Cryptographic runtime governance for AI infrastructure.
AGA generates sealed, cryptographically signed Policy Artifacts that bind subject identity to authorized behavior and enforce that binding continuously at runtime. A two-process Portal architecture holds all cryptographic keys while the governed agent holds none -- the agent cannot self-authorize, bypass enforcement, or forge receipts.
Seal. Enforce. Prove.
- Seal: Attest subject state, compute sealed hash (SHA-256, no delimiters), sign with Ed25519 over RFC 8785 canonical JSON
- Enforce: Portal measures runtime state against sealed reference, executes enforcement on drift (7 graduated actions including phantom execution for forensic capture)
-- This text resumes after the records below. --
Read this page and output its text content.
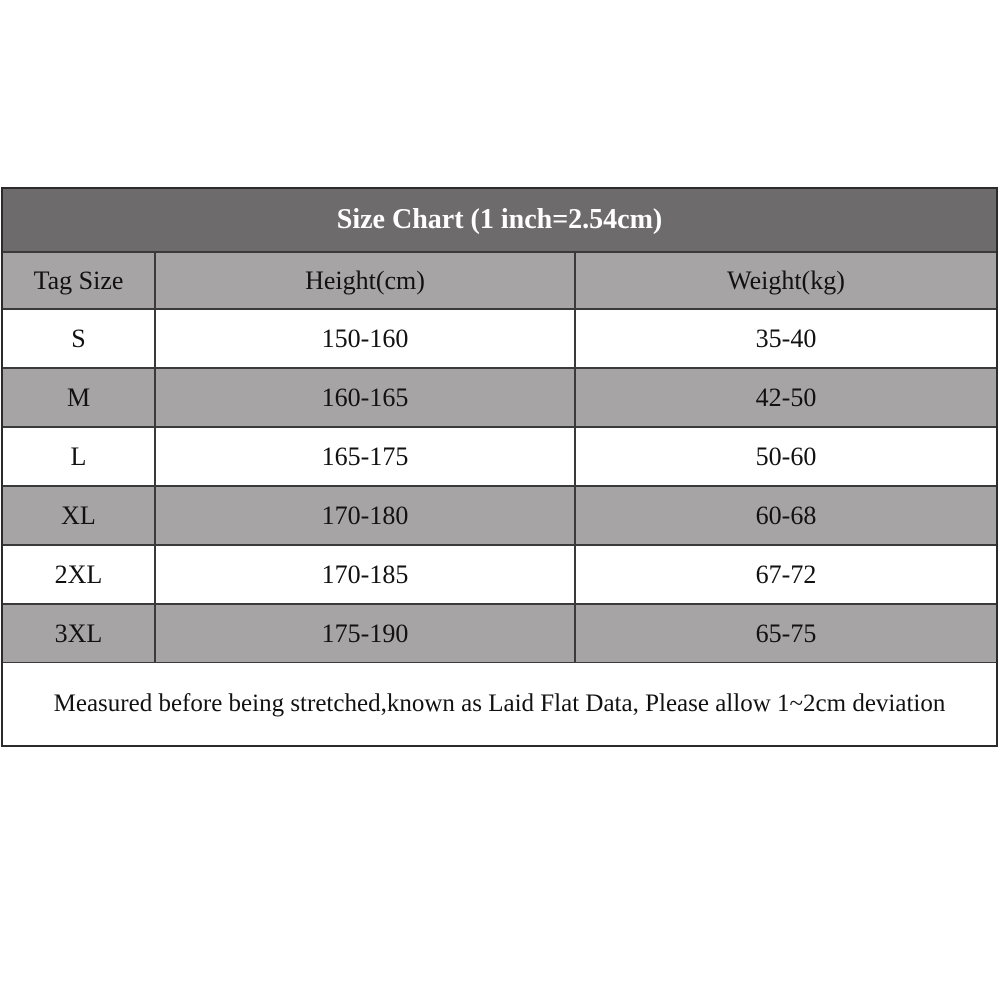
Size Chart (1 inch=2.54cm)
Tag Size	Height(cm)	Weight(kg)
S	150-160	35-40
M	160-165	42-50
L	165-175	50-60
XL	170-180	60-68
2XL	170-185	67-72
3XL	175-190	65-75
Measured before being stretched,known as Laid Flat Data, Please allow 1~2cm deviation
- Prove: Evidence Bundles with Merkle inclusion proofs enable offline verification by any third party using only standard cryptographic libraries
git clone https://github.com/attestedintelligence/AGA.git
cd AGA
npm install
npm test # 112+ tests covering all 20 patent claims
npm run demo # 10-phase interactive demonstrationThe independent-verifier/ directory contains a standalone verifier that
imports zero modules from the AGA codebase. It uses only
@noble/ed25519 and @noble/hashes to independently verify Evidence
Bundles, proving that AGA's tamper-evident properties are real cryptographic
guarantees, not implementation artifacts.
cd independent-verifier
npm install
npm test # Verifies bundles from all 3 deployment scenarios+---------------------------------------------------+
| POLICY ARTIFACT (sealed) |
| Subject ID + Sealed Hash + Enforcement Params |
| + Disclosure Policy + Ed25519 Signature |
+-------------------------+-------------------------+
|
v
+---------------------------------------------------+
| PORTAL (holds all keys) |
| Parse artifact -> Measure -> Compare -> Enforce |
| 6-state machine: INIT -> VERIFY -> MONITOR -> |
| DRIFT -> QUARANTINE/TERMINATE |
| |
| Agent holds NO keys. Cannot self-authorize. |
+-------------------------+-------------------------+
|
v
+---------------------------------------------------+
| CONTINUITY CHAIN (append-only) |
| Structural metadata linking (payload excluded) |
| -> Privacy-preserving third-party verification |
| -> Merkle checkpoint anchoring |
| -> Evidence Bundles for offline audit |
+---------------------------------------------------+
| Scenario | Measurement Cadence | Enforcement | Key Feature |
|---|---|---|---|
| SCADA Process | 100ms | QUARANTINE + actuator disconnect | Phantom execution forensics |
| Autonomous Vehicle | 1000ms | SAFE_STATE (return-to-home) | Safe-state transition |
| AI Agent | 1000ms | QUARANTINE | Behavioral drift detection + delegation |
| Primitive | Usage | Library |
|---|---|---|
| Ed25519 | Artifact/receipt/event signatures | @noble/ed25519 |
| SHA-256 | Sealed hash, leaf hash, payload hash | @noble/hashes |
| BLAKE2b-256 | Alternative hash, domain separation | @noble/hashes |
| RFC 8785 (JCS) | Canonical JSON for deterministic signing | Manual |
| Merkle Trees | Checkpoint anchoring, inclusion proofs | Manual |
| Framework | AGA Implementation |
|---|---|
| SP 800-53 SI (Integrity) | Portal continuous measurement with signed receipts |
| AI RMF Measure function | Continuous hash comparison with cryptographic receipts |
| SP 800-218A (SSDF) PS.3 | Runtime verification; RV.1: Forensic capture |
| SP 800-207 (Zero Trust) | Portal as PEP, artifact as PDP payload |
Full measurement cycle: <5ms (seal + measure + compare + receipt + chain append)
This software implements technology described in USPTO Application No. 19/433,835.